Approda oggi alla Camera, a partire dalle 14, la riforma della Giustizia della ministra Marta Cartabia. Al via quindi – con il voto sulle pregiudiziali – l’esame del testo, sul quale la maggioranza ha trovato un accordo che dovrebbe essere ormai “blindato”, anche se nel governo l’attenzione rimane alta soprattutto sui possibili strappi all’interno del M5S, anche se fonti dell’esecutivo ritengono “improbabile” che possano esserci modifiche dell’ultimo minuto. Giuseppe Conte ha intanto convocato per oggi pomeriggio alle 18.30 una riunione con i deputati e senatori pentastellati per fare il punto sulla riforma.

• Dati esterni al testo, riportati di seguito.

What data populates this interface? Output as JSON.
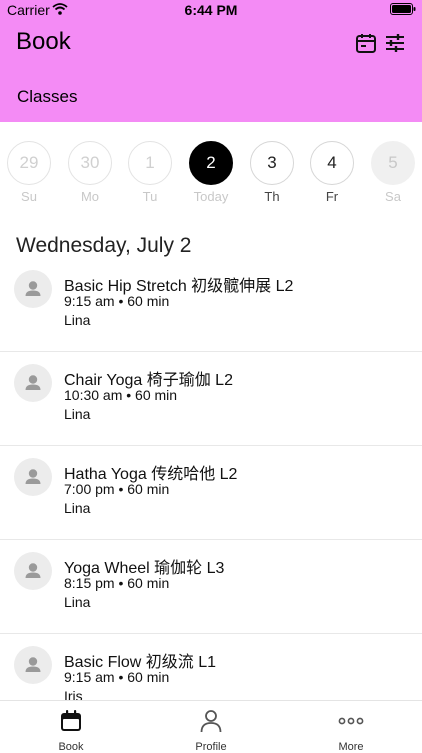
{
  "status_bar": {
    "carrier": "Carrier",
    "time": "6:44 PM"
  },
  "header": {
    "title": "Book",
    "subtitle": "Classes",
    "icons": [
      "calendar-icon",
      "sliders-icon"
    ]
  },
  "days": [
    {
      "number": "29",
      "label": "Su",
      "state": "past"
    },
    {
      "number": "30",
      "label": "Mo",
      "state": "past"
    },
    {
      "number": "1",
      "label": "Tu",
      "state": "past"
    },
    {
      "number": "2",
      "label": "Today",
      "state": "selected"
    },
    {
      "number": "3",
      "label": "Th",
      "state": "future"
    },
    {
      "number": "4",
      "label": "Fr",
      "state": "future"
    },
    {
      "number": "5",
      "label": "Sa",
      "state": "dim"
    }
  ],
  "date_heading": "Wednesday, July 2",
  "classes": [
    {
      "name": "Basic Hip Stretch 初级髋伸展 L2",
      "time": "9:15 am • 60 min",
      "instructor": "Lina"
    },
    {
      "name": "Chair Yoga 椅子瑜伽 L2",
      "time": "10:30 am • 60 min",
      "instructor": "Lina"
    },
    {
      "name": "Hatha Yoga 传统哈他 L2",
      "time": "7:00 pm • 60 min",
      "instructor": "Lina"
    },
    {
      "name": "Yoga Wheel 瑜伽轮 L3",
      "time": "8:15 pm • 60 min",
      "instructor": "Lina"
    },
    {
      "name": "Basic Flow 初级流 L1",
      "time": "9:15 am • 60 min",
      "instructor": "Iris"
    }
  ],
  "tabs": [
    {
      "label": "Book",
      "icon": "calendar-icon"
    },
    {
      "label": "Profile",
      "icon": "person-icon"
    },
    {
      "label": "More",
      "icon": "more-dots-icon"
    }
  ],
  "colors": {
    "header_bg": "#f48bf5",
    "selected_day": "#000000"
  }
}
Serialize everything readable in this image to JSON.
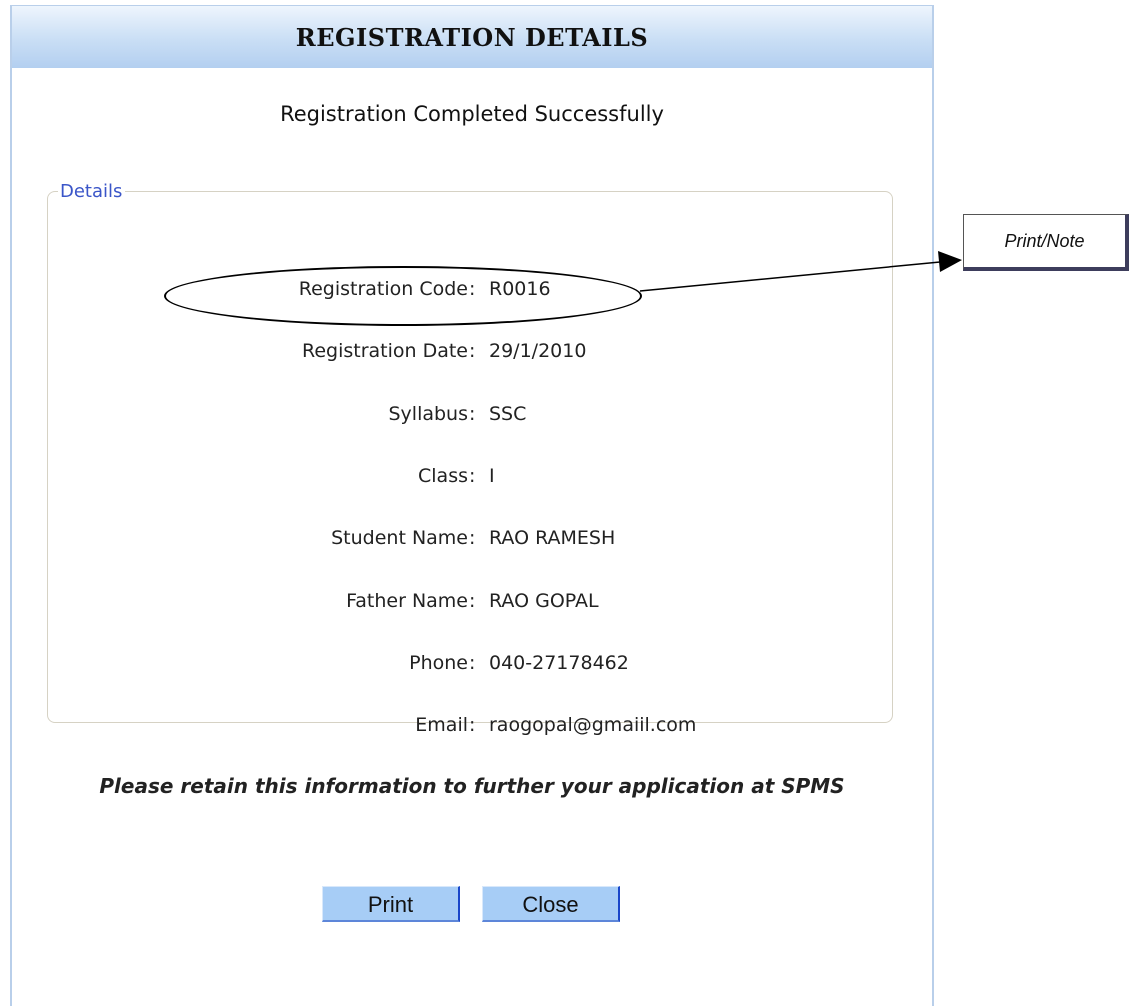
{
  "header": {
    "title": "REGISTRATION DETAILS"
  },
  "status_message": "Registration Completed Successfully",
  "details": {
    "legend": "Details",
    "fields": [
      {
        "label": "Registration Code",
        "value": "R0016"
      },
      {
        "label": "Registration Date",
        "value": "29/1/2010"
      },
      {
        "label": "Syllabus",
        "value": "SSC"
      },
      {
        "label": "Class",
        "value": "I"
      },
      {
        "label": "Student Name",
        "value": "RAO RAMESH"
      },
      {
        "label": "Father Name",
        "value": "RAO GOPAL"
      },
      {
        "label": "Phone",
        "value": "040-27178462"
      },
      {
        "label": "Email",
        "value": "raogopal@gmaiil.com"
      }
    ]
  },
  "notice": "Please retain this information to further your application at SPMS",
  "buttons": {
    "print_label": "Print",
    "close_label": "Close"
  },
  "annotation": {
    "callout_label": "Print/Note"
  }
}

Il timore è che ci possa essere qualcuno o qualche partito che possa mettere nuovi paletti e aprire nuove questioni. Non è passato inosservato il via libera all’emendamento dell’azzurro Pierantonio Zanettin in cui si chiedono “criteri più stringenti” per la riapertura delle indagini: la previsione potrebbe rischiare di sollevare ulteriori dubbi tra i 5 Stelle che hanno anche dovuto rinunciare a un esplicito riferimento a un allungamento dei tempi di prescrizione per i reati contro la Pa e che intanto, ad esempio, si uniscono a Leu per chiedere di dare più tempo ai processi per le catastrofi ambientali. Tuttavia, nonostante arrivino appelli dagli ex M5S a non votare la riforma, i 5 Stelle assicurano di essere compatti.
Il vicepresidente del Csm, Davide Ermini, a Repubblica spiega che secondo lui i principi della riforma della Giustizia sono condivisibili, ma per raggiungere gli obiettivi, garantendo la non impunità e mettendo al sicuro i processi in corso, non basta una legge, servono più risorse. Ermini invita a passare “dall’astrattezza delle norme a concreti investimenti e misure organizzative”. I fondi Recovery possono bastare per il contingente, riflette, ma va mantenuto l’impegno di destinare una parte significativa del Pil alla giustizia. E avverte: “Dico subito che se le cose dovessero andare male non si potrà gettare la responsabilità sulla magistratura”.